The priest has been called to be visible and living sign of the good shepherd to the people that they live with. The priest, as the sign of the good shepherd‘s love for his people, should strive for holiness through his commitment to pastoral work or to his duties. For example like the twelve Apostles, he leaves everything so that he can fully belong to Christ and take up his mission of evangelizing the whole world. He has been called to be Christ the good shepherd‘s visible sign.

The priest is another Christ, is the visible sign of Christ‘ to the people especially in performing the Sacraments. The Sacraments are the visible sign of God‘s invisible presence includes people as well as things, thus taking God‘s people as a sacrament makes every person living any vacation: marriage, single, priest or religious a sign of Christ‘s presence. A priest as a shepherd is a sign of Jesus Christ when he lives, acts and speaks in Jesus name. According to St. Gregory of Naxiazen speaking on the integrity of the priest says,

We must really walk in the King‘s highway (Num 20, 17), and take care not to turn aside from it either to the right hand or to the left (Prov 4, 27), as the Proverbs say. For such is the case with our passions, and such in this matter is the task of the good shepherd, if he is to know properly the souls of his flock, and to guide them according to the methods of a pastoral care which is right and just , and worthy of our true Shepherd.

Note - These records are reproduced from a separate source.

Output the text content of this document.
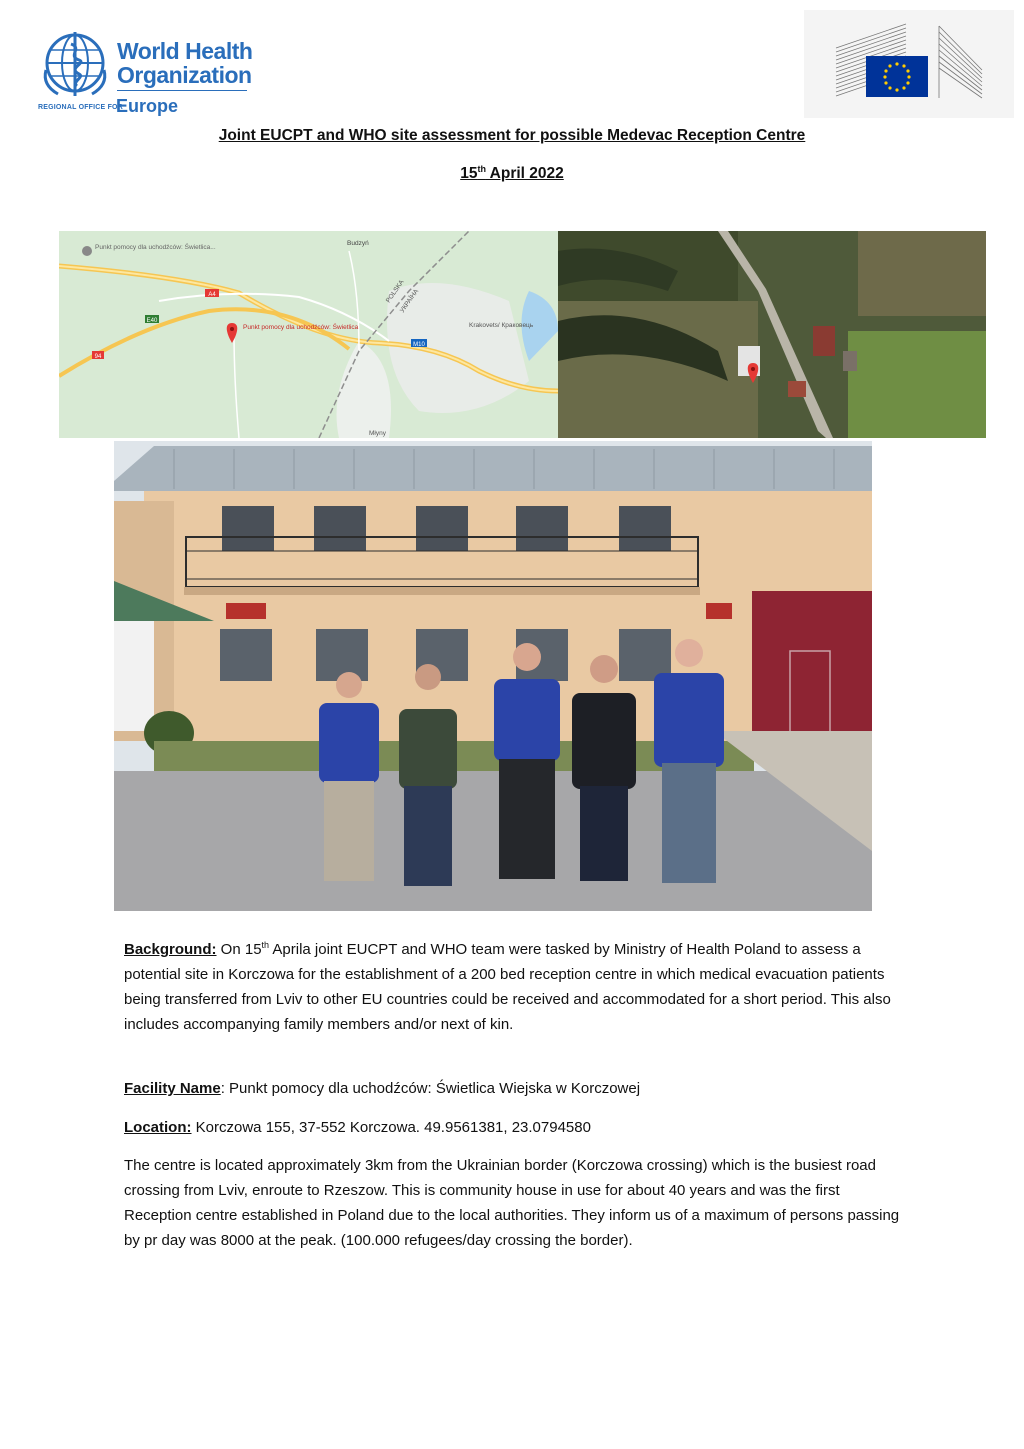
World Health
Organization
REGIONAL OFFICE FOR
Europe
Joint EUCPT and WHO site assessment for possible Medevac Reception Centre
15th April 2022
A4
E40
94
M10
Punkt pomocy dla uchodźców: Świetlica...
Budzyń
POLSKA
УКРАЇНА
Krakovets/ Краковець
Młyny
Punkt pomocy dla uchodźców: Świetlica
Background: On 15th Aprila joint EUCPT and WHO team were tasked by Ministry of Health Poland to assess a potential site in Korczowa for the establishment of a 200 bed reception centre in which medical evacuation patients being transferred from Lviv to other EU countries could be received and accommodated for a short period. This also includes accompanying family members and/or next of kin.
Facility Name: Punkt pomocy dla uchodźców: Świetlica Wiejska w Korczowej
Location: Korczowa 155, 37-552 Korczowa. 49.9561381, 23.0794580
The centre is located approximately 3km from the Ukrainian border (Korczowa crossing) which is the busiest road crossing from Lviv, enroute to Rzeszow. This is community house in use for about 40 years and was the first Reception centre established in Poland due to the local authorities. They inform us of a maximum of persons passing by pr day was 8000 at the peak. (100.000 refugees/day crossing the border).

Through the Sacrament of Holy Orders, the Holy Spirit empowers the priest to be Christ’s manifestation, His aroma (2 Cor 2:15) and His witness (John 15:27; Acts 1:8), priests are, therefore, called to extend Christ’s presence in the world. The Synod Fathers made this point very clear when they declared:

In the Church and on behalf of the Church priests are a sacramental representation of Jesus Christ, the Head and shepherd, authoritatively proclaiming his word, repeating his acts of forgiveness and his offer of salvation, particularly in Baptism, penance and in the daily Eucharist, showing his loving concern to the point of a total gift of self for the flock, which they gather into unity and lead to the Father through Christ and in the Spirit.

Referring to a priest as a shepherd after the example of Jesus Christ, especially in his pastoral responsibilities, Vatican II Decree on the Ministry and Life of Priests describes a priest in the fallowing way:

Their ministry itself, by a special title, forbids, that they be conformed to this world, yet at the same time it requires that they may live in this world among men. They are to live as good shepherds that know their sheep, and they are to seek to lead those who are not of this sheepfold that they, too, may hear the voice of Christ, so that there might be one fold and one shepherd.

This message is relevant not just for priests, bishops, and deacons, but for any of us who have leadership positions in church organizations, or who are the face of the church for others. We live with the smell of the sheep. We meet people where they are and we accompany them through all their ups and downs. We have direct experience of their lives and hopes. We know the people whom we serve, and they know us.

Many of you are familiar – literally and figuratively – with the smell of poverty, the smell of illness, the smell of death, but it is only through living with and knowing these smells that you are able to advocate authentically and effectively for the dignity and aspirations of people who are poor or living on the margins of our modern societies. The leaders of the Church when they are ministering the people they should be like Jesus as Richard Innes writes,

When Jesus, the Good Shepherd, sees you and me in a crowd, he doesn‘t see the crowd. He sees every one of ‗his sheep’ as individuals and knows each one of us by name. He knows our joys, our sorrows, our gains, our losses, our successes, our failures—and he loves each one of us devotedly. We are not a crowd to him. We are his individual children.

The development of the spiritual life and ministry of the priest is important so as to become like Christ who is the ultimate Shepherd, He knows the flock, leads, provides protection for, loves and encourages His sheep.